48      La note en bas de page no 32 de la décision attaquée, à laquelle il est renvoyé au considérant 83 de ladite décision, est libellée comme suit :

« Les autorités françaises indiquent que l’activité de Brandt Components permettait à l’entreprise de bénéficier d’une forte intégration de la production des lave-linge top, qui est historiquement une position forte du groupe FagorBrandt. D’après les autorités françaises, ce type d’intégration est particulièrement visé pour les produits novateurs ou requérant un savoir-faire spécifique et est pratiqué par les acteurs majeurs du secteur (par exemple, BSH ou Miele). La Commission observe cependant que, au-delà des affirmations précédentes, les autorités françaises n’ont pas apporté d’éléments lui permettant d’établir indubitablement — et encore moins de quantifier cet effet — que la cession de Brandt Components va réduire la possibilité pour FagorBrandt de développer des lave-linge compétitifs et va dès lors réduire la présence de FagorBrandt sur le marché des lave-linge. La Commission ne peut dès lors conclure que la cession de Brandt Components a un effet réel sur le marché du gros électroménager. »

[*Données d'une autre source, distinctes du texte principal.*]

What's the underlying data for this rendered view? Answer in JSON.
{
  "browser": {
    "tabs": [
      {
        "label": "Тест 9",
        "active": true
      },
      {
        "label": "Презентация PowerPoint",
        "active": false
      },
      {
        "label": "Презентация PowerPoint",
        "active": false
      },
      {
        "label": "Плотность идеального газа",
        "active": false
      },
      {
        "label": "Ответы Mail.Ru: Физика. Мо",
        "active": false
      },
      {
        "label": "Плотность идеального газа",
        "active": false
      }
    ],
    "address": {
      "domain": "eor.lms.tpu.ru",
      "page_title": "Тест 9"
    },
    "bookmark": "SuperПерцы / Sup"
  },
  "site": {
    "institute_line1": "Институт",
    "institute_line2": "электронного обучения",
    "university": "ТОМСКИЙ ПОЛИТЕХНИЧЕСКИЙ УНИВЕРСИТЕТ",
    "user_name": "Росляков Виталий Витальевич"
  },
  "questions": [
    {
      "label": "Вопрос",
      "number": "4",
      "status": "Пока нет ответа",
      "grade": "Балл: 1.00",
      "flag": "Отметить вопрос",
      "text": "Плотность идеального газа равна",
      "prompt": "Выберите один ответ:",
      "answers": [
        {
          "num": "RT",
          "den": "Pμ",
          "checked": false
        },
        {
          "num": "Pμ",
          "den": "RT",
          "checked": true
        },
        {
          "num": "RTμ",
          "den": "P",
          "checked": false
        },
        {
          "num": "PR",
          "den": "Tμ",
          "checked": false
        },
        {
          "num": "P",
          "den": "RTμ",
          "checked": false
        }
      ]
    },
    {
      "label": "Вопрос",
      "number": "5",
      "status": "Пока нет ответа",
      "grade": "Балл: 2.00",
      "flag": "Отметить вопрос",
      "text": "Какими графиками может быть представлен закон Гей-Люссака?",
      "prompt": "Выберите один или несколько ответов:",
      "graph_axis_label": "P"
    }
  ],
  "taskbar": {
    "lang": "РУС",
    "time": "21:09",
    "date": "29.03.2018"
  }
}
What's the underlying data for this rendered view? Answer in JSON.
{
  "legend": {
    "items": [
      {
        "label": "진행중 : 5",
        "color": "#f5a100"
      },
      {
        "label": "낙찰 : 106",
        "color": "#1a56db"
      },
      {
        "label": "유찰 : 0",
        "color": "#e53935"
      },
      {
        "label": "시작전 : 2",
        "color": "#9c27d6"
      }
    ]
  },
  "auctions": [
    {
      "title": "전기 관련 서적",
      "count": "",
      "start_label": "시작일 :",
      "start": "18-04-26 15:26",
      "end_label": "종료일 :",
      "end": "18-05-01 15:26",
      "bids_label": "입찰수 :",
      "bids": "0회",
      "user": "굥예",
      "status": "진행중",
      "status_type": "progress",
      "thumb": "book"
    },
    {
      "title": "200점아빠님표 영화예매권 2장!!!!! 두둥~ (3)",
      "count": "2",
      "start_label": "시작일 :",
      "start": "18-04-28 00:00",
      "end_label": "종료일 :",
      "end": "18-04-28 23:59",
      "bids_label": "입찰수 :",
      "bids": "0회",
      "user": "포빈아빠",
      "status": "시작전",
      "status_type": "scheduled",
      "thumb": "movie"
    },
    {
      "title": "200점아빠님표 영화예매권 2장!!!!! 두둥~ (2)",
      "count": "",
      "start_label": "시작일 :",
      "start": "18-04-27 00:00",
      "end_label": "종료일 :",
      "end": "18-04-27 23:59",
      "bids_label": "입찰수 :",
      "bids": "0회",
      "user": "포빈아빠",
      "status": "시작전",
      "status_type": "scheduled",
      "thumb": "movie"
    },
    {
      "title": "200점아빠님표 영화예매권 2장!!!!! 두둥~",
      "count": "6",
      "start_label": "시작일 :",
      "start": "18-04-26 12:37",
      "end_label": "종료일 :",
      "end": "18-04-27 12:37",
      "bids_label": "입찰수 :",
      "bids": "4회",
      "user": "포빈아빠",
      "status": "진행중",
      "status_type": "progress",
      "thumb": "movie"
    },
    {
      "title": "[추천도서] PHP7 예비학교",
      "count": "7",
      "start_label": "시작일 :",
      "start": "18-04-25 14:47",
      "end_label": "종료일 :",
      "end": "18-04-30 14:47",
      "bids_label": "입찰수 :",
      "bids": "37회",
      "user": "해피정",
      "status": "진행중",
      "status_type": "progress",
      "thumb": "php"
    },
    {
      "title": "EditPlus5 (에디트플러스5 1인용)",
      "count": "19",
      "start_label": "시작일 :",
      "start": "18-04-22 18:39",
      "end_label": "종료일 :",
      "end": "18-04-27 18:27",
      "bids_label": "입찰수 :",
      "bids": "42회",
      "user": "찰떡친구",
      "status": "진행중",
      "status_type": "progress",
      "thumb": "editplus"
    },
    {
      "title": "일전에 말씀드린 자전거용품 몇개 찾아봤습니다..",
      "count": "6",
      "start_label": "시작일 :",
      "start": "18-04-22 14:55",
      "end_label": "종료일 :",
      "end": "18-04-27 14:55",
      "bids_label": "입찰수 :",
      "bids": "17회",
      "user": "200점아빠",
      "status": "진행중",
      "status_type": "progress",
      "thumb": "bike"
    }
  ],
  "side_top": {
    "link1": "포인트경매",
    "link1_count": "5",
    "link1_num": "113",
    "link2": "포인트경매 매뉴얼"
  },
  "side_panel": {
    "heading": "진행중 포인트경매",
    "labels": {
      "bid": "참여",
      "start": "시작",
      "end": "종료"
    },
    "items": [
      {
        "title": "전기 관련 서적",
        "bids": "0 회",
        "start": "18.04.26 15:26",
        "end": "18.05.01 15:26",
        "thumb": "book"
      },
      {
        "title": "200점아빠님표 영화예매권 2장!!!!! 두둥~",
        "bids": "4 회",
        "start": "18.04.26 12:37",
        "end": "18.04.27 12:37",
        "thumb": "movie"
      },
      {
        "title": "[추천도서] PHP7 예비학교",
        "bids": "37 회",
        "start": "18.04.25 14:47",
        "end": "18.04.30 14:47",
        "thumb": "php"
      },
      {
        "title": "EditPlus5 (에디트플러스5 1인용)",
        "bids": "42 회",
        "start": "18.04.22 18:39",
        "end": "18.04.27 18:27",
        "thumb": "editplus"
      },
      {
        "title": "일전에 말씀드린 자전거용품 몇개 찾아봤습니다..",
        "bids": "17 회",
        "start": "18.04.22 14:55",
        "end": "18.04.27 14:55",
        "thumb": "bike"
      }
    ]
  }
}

49      D’une part, il ressort donc des considérants 82 et 83 de la décision attaquée ainsi que de la note en bas de page no 32 de ladite décision que la Commission a considéré que la cession de Brandt Components pouvait être qualifiée de mesure compensatoire dès lors qu’il ne s’agissait ni d’une simple « radiation comptable » ni d’« une fermeture d’activité » et qu’elle a « entraîné la réduction de la présence de l’entreprise sur le marché des composants des lave-linge ». D’autre part, et dans le même temps, la Commission a considéré que cette mesure compensatoire ne réduisait pas la présence de FagorBrandt sur le principal marché sur lequel intervenait cette entreprise, à savoir celui du gros électroménager, de sorte que ladite mesure était à elle seule insuffisante pour limiter la distorsion de concurrence résultant de l’octroi de l’aide en cause.

50      C’est à la lumière des constatations opérées aux points 47 à 49 ci-dessus que le Tribunal estime opportun d’examiner d’abord le second grief des requérantes, selon lequel la Commission a considéré à tort que la cession de Brandt Components constituait une mesure compensatoire appropriée.

51      Premièrement, il est constant que la cession de Brandt Components est intervenue en mars 2004 et que la République française a notifié à la Commission l’aide en cause le 6 août 2007, soit près de trois années et demie après ladite cession. À cet égard, il peut donc être relevé que, même si, comme le fait observer la Commission, la République française considérait que la cession de Brandt Components faisait partie intégrante du plan de restructuration qu’elle a notifié à la Commission, cette mesure, lorsqu’elle a été adoptée en mars 2004, à l’instar de ce que relèvent les requérantes, n’avait pas pour objet, et ne pouvait avoir pour effet, d’atténuer les distorsions de concurrence que générerait l’octroi de l’aide envisagée par la République française dans sa notification du 6 août 2007.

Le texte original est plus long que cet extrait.